Question

A cylinder is rolling down an inclined plane of inclination \( 60^\circ \). Its acceleration during rolling down will be \( \frac{x}{\sqrt{3}} \, \text{m/s}^2 \), where \( x = \) _____. (Use \( g = 10 \, \text{m/s}^2 \)).

Answer 1

Correct Answer: 10

Step 1: Formula for Acceleration in Rolling Motion:

- For a cylinder rolling down an incline, the acceleration \( a \) is given by:

\[ a = \frac{g \sin \theta}{1 + \frac{I_{cm}}{MR^2}} \]

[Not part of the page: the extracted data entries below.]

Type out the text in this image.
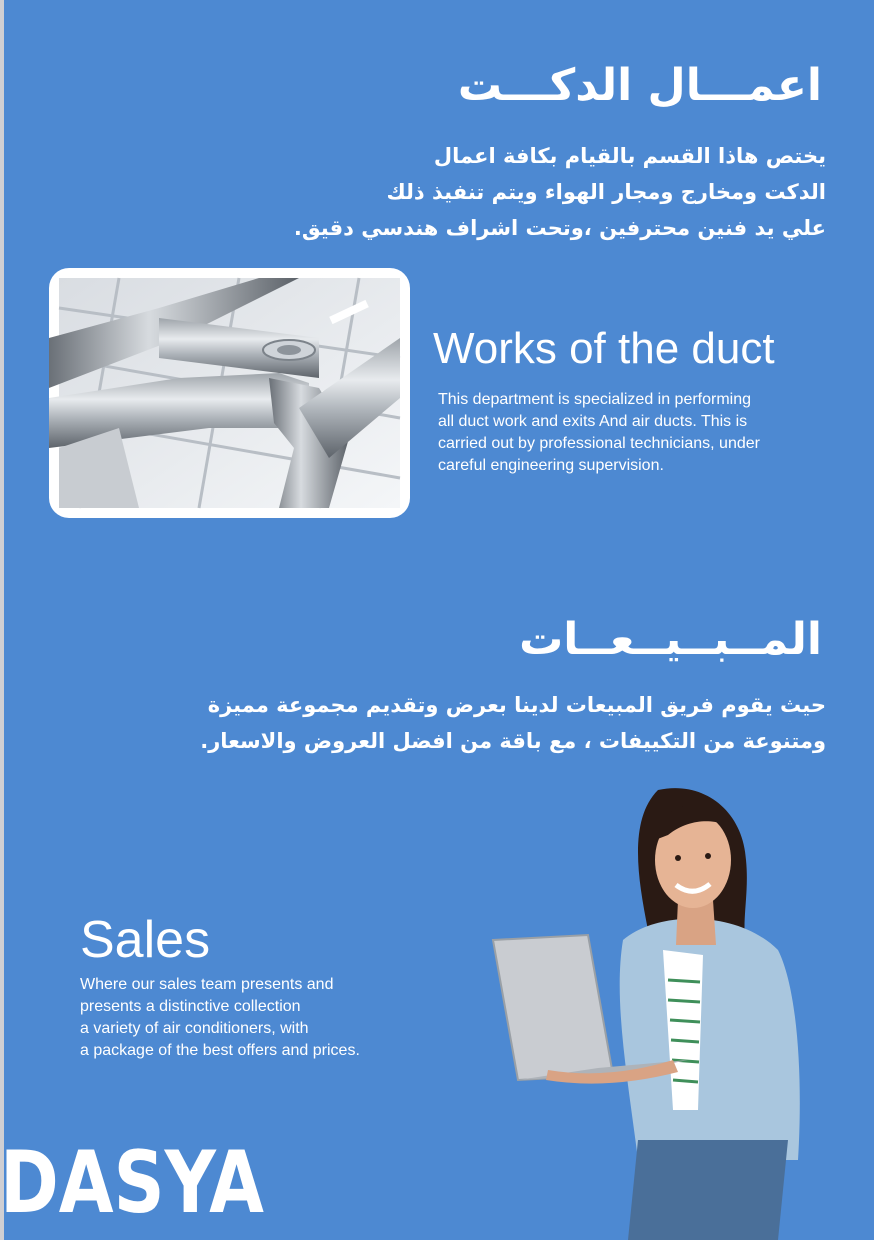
اعمـــال الدكـــت
يختص هاذا القسم بالقيام بكافة اعمال
الدكت ومخارج ومجار الهواء ويتم تنفيذ ذلك
علي يد فنين محترفين ،وتحت اشراف هندسي دقيق.
Works of the duct
This department is specialized in performing
all duct work and exits And air ducts. This is
carried out by professional technicians, under
careful engineering supervision.
المــبــيــعــات
حيث يقوم فريق المبيعات لدينا بعرض وتقديم مجموعة مميزة
ومتنوعة من التكييفات ، مع باقة من افضل العروض والاسعار.
Sales
Where our sales team presents and
presents a distinctive collection
a variety of air conditioners, with
a package of the best offers and prices.
DASYA
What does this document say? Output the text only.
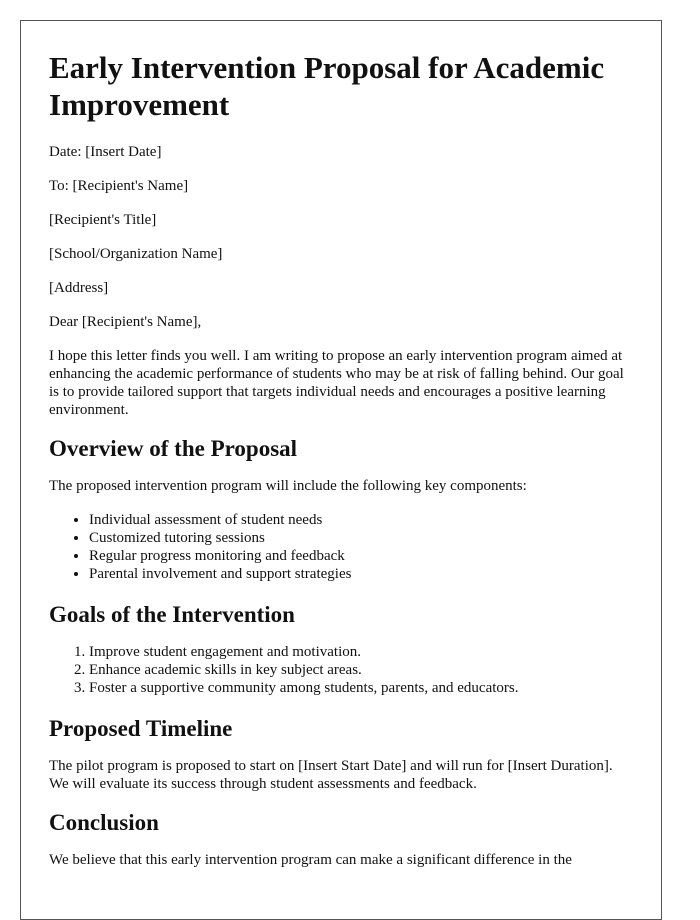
Early Intervention Proposal for Academic Improvement

Date: [Insert Date]

To: [Recipient's Name]

[Recipient's Title]

[School/Organization Name]

[Address]

Dear [Recipient's Name],

I hope this letter finds you well. I am writing to propose an early intervention program aimed at enhancing the academic performance of students who may be at risk of falling behind. Our goal is to provide tailored support that targets individual needs and encourages a positive learning environment.

Overview of the Proposal

The proposed intervention program will include the following key components:

• Individual assessment of student needs
• Customized tutoring sessions
• Regular progress monitoring and feedback
• Parental involvement and support strategies
Goals of the Intervention
1. Improve student engagement and motivation.
2. Enhance academic skills in key subject areas.
3. Foster a supportive community among students, parents, and educators.
Proposed Timeline

The pilot program is proposed to start on [Insert Start Date] and will run for [Insert Duration]. We will evaluate its success through student assessments and feedback.

Conclusion

We believe that this early intervention program can make a significant difference in the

- For a solid cylinder, \( I_{cm} = \frac{1}{2} MR^2 \).

Step 2: Substitute Values:

\[ a = \frac{g \sin \theta}{1 + \frac{1}{2}} \]

- Given \( g = 10 \, \text{m/s}^2 \) and \( \theta = 60^\circ \) (so \( \sin 60^\circ = \frac{\sqrt{3}}{2} \)):

\[ a = \frac{10 \times \frac{\sqrt{3}}{2}}{1 + \frac{1}{2}} \]

Step 3: Calculate \( a \):

\[ a = \frac{10 \times \frac{\sqrt{3}}{2}}{\frac{3}{2}} = \frac{10 \sqrt{3}}{3} = \frac{x}{\sqrt{3}} \]

- Therefore, \( x = 10 \).

So, the correct answer is: \( x = 10 \)

Answer 2

Step 1: Formula for acceleration of a rolling object on an incline.

For a body rolling without slipping on an inclined plane of angle \( \theta \): \[ a = \frac{g \sin \theta}{1 + \frac{k^2}{R^2}} \] where \( k \) is the radius of gyration and \( R \) is the radius of the body.

Step 2: For a solid cylinder

Moment of inertia for a solid cylinder: \[ I = \frac{1}{2} mR^2 \Rightarrow \frac{k^2}{R^2} = \frac{1}{2} \] Substitute in the formula: \[ a = \frac{g \sin \theta}{1 + \frac{1}{2}} = \frac{g \sin \theta}{\frac{3}{2}} = \frac{2g \sin \theta}{3} \]

Step 3: Substitute given values

\[ \theta = 60^\circ, \quad g = 10\,\text{m/s}^2 \] \[ a = \frac{2 \times 10 \times \sin 60^\circ}{3} \] \[ a = \frac{20 \times \frac{\sqrt{3}}{2}}{3} = \frac{10\sqrt{3}}{3}\,\text{m/s}^2 \]

Step 4: Compare with given form

Acceleration = \( \frac{x}{3} \, \text{m/s}^2 \) \[ \frac{x}{3} = \frac{10\sqrt{3}}{3} \Rightarrow x = 10\sqrt{3} \] \[ \text{Hence, } x = 10 \]

Final Answer:

\[ \boxed{x = 10} \]